The public school system in its “natural state” and political-cultural structure is designed to “lose” (fail) specific groups of students (i.e. the students at: Boys & Girls and Medgar Evers.) And since a large percentage of these students are on the before-mentioned “at risk” list; the fundamental problem is that these students are placed in a position of risk by the very system that should protect and educate them. The “risk” then for these students is for the school to follow the standard plan-of-action. “Status qua”, “not rocking the boat”, failing to: “shake things up”, is an educational death sentence for the students of both schools. But a much-needed radical approach to schooling must also be well thought out.

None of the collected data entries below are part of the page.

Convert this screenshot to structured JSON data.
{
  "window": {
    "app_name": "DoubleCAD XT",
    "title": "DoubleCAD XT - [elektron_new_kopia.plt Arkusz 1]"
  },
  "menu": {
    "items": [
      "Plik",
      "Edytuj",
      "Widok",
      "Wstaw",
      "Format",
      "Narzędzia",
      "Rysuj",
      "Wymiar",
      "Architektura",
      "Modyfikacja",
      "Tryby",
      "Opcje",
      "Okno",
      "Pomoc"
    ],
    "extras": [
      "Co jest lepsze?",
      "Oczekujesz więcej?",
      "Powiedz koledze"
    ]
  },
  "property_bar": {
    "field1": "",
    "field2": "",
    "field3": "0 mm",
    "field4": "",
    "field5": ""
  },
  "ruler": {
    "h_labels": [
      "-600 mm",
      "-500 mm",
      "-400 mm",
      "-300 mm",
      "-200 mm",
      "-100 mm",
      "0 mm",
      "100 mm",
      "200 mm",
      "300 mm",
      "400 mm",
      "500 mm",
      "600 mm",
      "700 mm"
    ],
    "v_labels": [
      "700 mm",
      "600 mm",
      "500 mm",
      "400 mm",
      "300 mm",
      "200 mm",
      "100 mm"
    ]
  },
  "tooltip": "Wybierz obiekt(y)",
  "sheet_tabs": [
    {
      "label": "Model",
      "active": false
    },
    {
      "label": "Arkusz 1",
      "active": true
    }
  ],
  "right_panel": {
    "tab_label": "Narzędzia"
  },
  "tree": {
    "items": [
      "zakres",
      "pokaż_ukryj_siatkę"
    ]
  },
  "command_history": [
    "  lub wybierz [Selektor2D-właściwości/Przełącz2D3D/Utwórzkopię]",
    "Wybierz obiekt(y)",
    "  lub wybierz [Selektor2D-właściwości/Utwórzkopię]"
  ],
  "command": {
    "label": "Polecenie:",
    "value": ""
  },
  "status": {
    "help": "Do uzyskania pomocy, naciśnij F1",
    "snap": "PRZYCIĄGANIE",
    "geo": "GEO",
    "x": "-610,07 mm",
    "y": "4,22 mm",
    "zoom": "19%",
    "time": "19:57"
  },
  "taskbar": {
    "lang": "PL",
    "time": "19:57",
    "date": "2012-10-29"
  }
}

I am not sure what exactly a “master principal” is; but what I do know from my 11 years’ experience as an urban high school principal, that leadership effort took the attention and application of all of my physical and emotional energy. I arrived to the school in the morning when it was dark; and left the school in the evening when it was dark. I worked many Saturdays, during holiday-semester breaks, during the summer when I was technically “off”; and spent the bulk of my school day moving around the school, in and out of classrooms talking-listening to school family members, observing students-teachers, constantly evaluating learning and instruction, monitoring and managing the school environment; on evenings and weekends I often made home visits (from Park Slope to the Pink Houses!), or attended an event where a student was being honored or making a presentation. The only thing I hated was having to attend a meeting during the day, and thus be out of the school building!

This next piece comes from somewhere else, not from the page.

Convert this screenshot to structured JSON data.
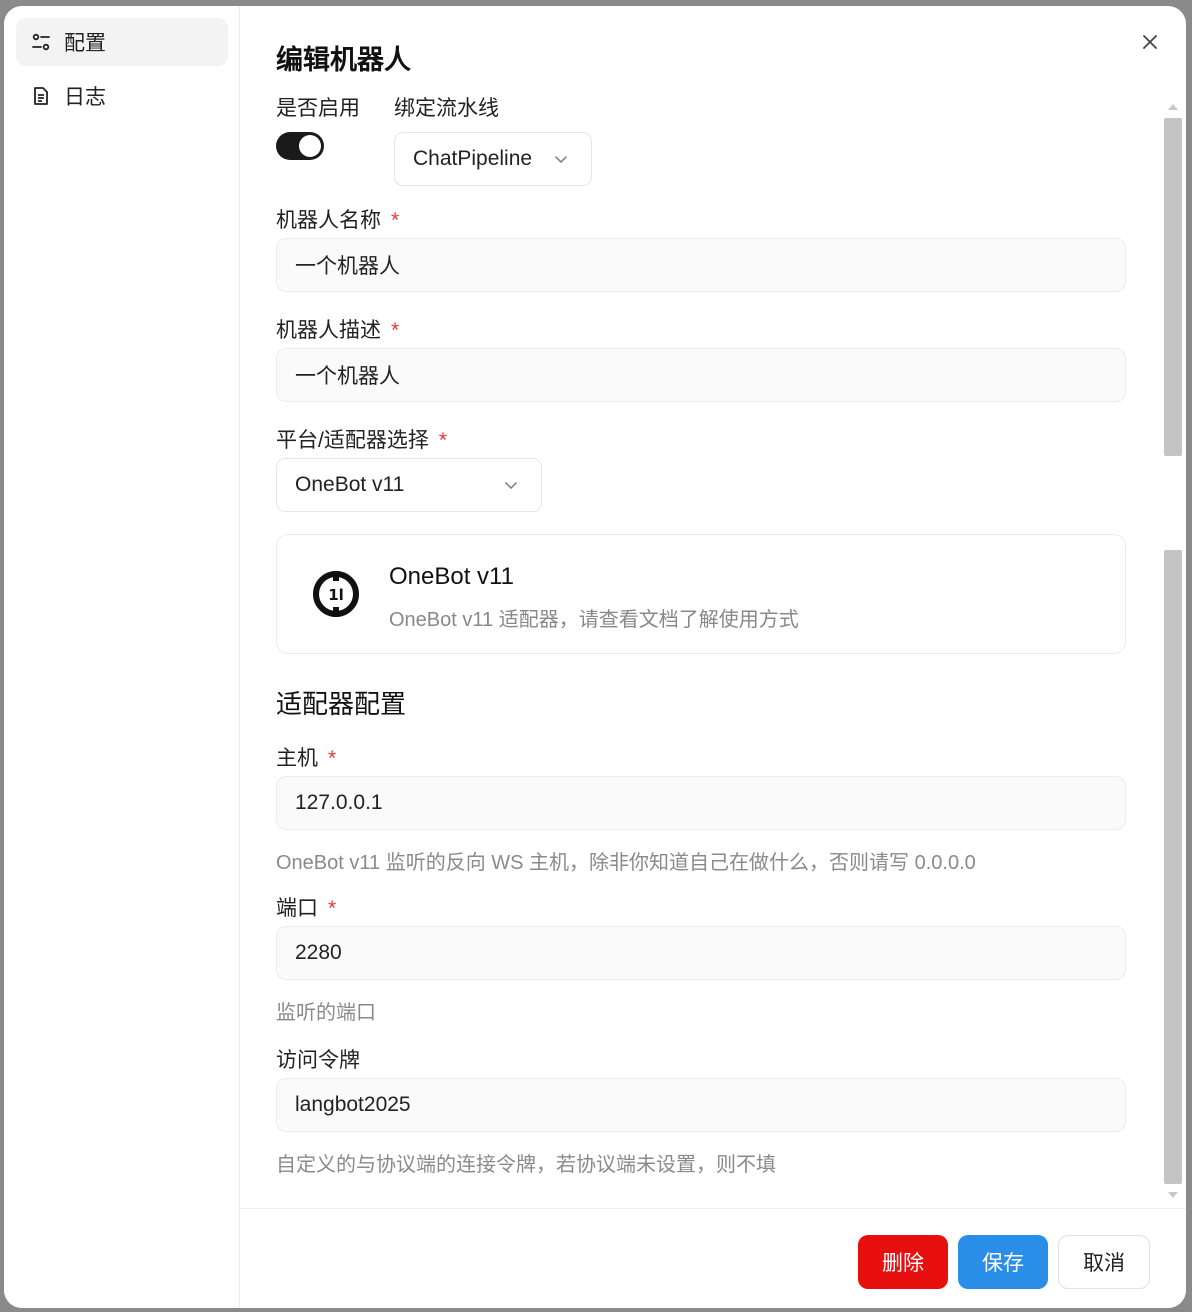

Perhaps, I am not “master principal enough”; but I could not see myself spreading my efforts between two schools; the “at risk” factor was so great that even on those mornings when I woke up sick at 3:30 in the morning, I pushed-crawled myself out of the house because all I could think about was: “If I stay in this sick bed today, some student will be lost.”
The principalship if done correctly, should not provide a lot of “free time”. For every problem you solve, or plan you put into action; ten more are awaiting your attention; there is always more that you can do in the march toward creating a successful school. I always felt that I had more ideas and challenges to work on then I had time; and there was definitely more work then there was me! And so let us not mislead parents and communities as to the awesome requirements and responsibilities of the job.
Let us also not play games with other people’s children. Both schools need and require a full-time principal; but they also need a full-time innovative, revolutionary and bold strategic plan of action. How about expanding MEHS into a new building; and making B&GHS so attractive (as it once was) such that the building could be fully utilized. And this will work not because of “gimmicks”; but because someone, somewhere thinks that the students of both schools are worthy of serious thought and attention; and then we could see the power of a thoughtful and caring plan of experimentation-action that sought to save, and not sink student’s hopes and dreams.
Michael A. Johnson is a former Teacher, Principal and Superintendent.